Dept. of Methods in Empirical Social Research, Technische Universität Dresden, Dresden, Germany.
Charité - Universitätsmedizin Berlin, Institute of International Health, Berlin, Germany.
BMC Med Res Methodol. 2023 Sep 28;23(1):213. doi: 10.1186/s12874-023-02015-2.
Configural, metric, and scalar measurement invariance have been indicators of bias-free statistical cross-group comparisons, although they are difficult to verify in the data. Low comparability of translated questionnaires or the different understanding of response formats by respondents might lead to rejection of measurement invariance and point to comparability bias in multi-language surveys. Anchoring vignettes have been proposed as a method to control for the different understanding of response categories by respondents (the latter is referred to as differential item functioning related to response categories or rating scales: RC-DIF). We evaluate the question whether the cross-cultural comparability of data can be assured by means of anchoring vignettes or by considering socio-demographic heterogeneity as an alternative approach.
We used the Health System Responsiveness (HSR) questionnaire and collected survey data in English (n = 183) and Arabic (n = 121) in a random sample of refugees in the third largest German federal state. We conducted multiple-group Confirmatory Factor Analyses (MGCFA) to analyse measurement invariance and compared the results when 1) using rescaled data on the basis of anchoring vignettes (non-parametric approach), 2) including information on RC-DIF from the analyses with anchoring vignettes as covariates (parametric approach) and 3) including socio-demographic covariates.
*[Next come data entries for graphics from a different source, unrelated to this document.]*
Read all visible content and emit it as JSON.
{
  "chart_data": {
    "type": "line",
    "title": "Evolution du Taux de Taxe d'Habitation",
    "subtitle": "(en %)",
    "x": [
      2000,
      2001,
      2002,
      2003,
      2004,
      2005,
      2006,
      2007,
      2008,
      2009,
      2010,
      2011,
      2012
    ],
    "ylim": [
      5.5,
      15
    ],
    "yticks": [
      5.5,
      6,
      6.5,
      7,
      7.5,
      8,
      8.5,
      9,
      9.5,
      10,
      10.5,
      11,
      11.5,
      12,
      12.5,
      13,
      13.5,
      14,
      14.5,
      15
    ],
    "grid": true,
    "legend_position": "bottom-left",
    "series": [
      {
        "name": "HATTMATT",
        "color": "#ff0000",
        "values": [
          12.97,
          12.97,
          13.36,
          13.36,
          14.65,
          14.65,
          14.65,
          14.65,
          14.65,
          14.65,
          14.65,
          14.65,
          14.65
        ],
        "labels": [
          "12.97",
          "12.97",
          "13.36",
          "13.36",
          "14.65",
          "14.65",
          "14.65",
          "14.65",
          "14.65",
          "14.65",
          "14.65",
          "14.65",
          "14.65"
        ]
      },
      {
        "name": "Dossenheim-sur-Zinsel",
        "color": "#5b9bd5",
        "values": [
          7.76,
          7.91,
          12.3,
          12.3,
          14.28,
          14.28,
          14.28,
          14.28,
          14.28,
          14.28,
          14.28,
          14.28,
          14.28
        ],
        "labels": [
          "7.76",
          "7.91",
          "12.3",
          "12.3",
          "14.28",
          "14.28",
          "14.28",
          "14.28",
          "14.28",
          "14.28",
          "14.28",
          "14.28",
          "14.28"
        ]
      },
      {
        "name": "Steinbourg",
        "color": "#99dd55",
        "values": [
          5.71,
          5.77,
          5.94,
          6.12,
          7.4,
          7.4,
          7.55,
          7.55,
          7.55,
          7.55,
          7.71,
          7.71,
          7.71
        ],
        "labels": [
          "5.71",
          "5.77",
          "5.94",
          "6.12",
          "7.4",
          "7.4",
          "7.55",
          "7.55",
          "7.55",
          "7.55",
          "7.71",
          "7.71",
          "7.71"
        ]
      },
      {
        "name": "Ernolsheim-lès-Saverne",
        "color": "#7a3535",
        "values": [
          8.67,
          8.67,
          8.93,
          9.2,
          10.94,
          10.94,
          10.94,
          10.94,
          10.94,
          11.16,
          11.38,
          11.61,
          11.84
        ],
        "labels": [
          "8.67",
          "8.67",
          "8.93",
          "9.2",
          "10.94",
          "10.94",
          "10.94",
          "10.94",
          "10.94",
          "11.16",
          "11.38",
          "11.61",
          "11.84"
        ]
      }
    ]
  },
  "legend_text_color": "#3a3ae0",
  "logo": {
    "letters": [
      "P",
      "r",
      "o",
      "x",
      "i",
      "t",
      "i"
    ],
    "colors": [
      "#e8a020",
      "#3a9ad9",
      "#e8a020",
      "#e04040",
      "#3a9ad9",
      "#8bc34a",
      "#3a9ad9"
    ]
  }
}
For the HSR, every level of measurement invariance between the Arabic and English languages was rejected. Implementing rescaling or modelling on the basis of anchoring vignettes provided superior results over the initial MGCFA analysis, since configural, metric and - for ordered categorical analyses-scalar invariance could not be rejected. A consideration of socio-demographic variables did not show such an improvement.
Surveys may consider anchoring vignettes as a method to assess cross-cultural comparability of data, whereas socio-demographic variables cannot be used to improve data comparability as a standalone method. More research on the efficient implementation of anchoring vignettes and further development of methods to incorporate them when modelling measurement invariance is needed.
尽管在数据中很难验证,但配置、度量和标度测量不变性一直是无偏统计跨组比较的指标。翻译后的问卷可比性低或受访者对响应格式的不同理解可能导致测量不变性的拒绝,并指出多语言调查中的可比性偏差。锚定情境已被提议作为一种控制受访者对响应类别不同理解的方法(后者被称为与响应类别或评分量表相关的差异项目功能:RC-DIF)。我们评估了通过锚定情境或考虑社会人口异质性作为替代方法是否可以确保数据的跨文化可比性的问题。
我们使用健康系统响应性(HSR)问卷,并在德国第三大联邦州的难民随机样本中以英语(n=183)和阿拉伯语(n=121)收集调查数据。我们进行了多组验证性因素分析(MGCFA)来分析测量不变性,并比较了以下三种情况下的结果:1)使用基于锚定情境的重新缩放数据(非参数方法),2)将来自带有锚定情境的分析的 RC-DIF 信息作为协变量(参数方法),3)包含社会人口学协变量。
对于 HSR,阿拉伯语和英语之间的每种测量不变性水平都被拒绝。基于锚定情境的缩放或建模实施提供了优于初始 MGCFA 分析的结果,因为无法拒绝配置、度量和 - 对于有序分类分析 - 标度不变性。考虑社会人口学变量并没有显示出这样的改进。
调查可以考虑将锚定情境作为评估数据跨文化可比性的一种方法,而社会人口学变量不能作为单独的方法来提高数据可比性。需要进一步研究锚定情境的有效实施,并进一步开发在建模测量不变性时纳入它们的方法。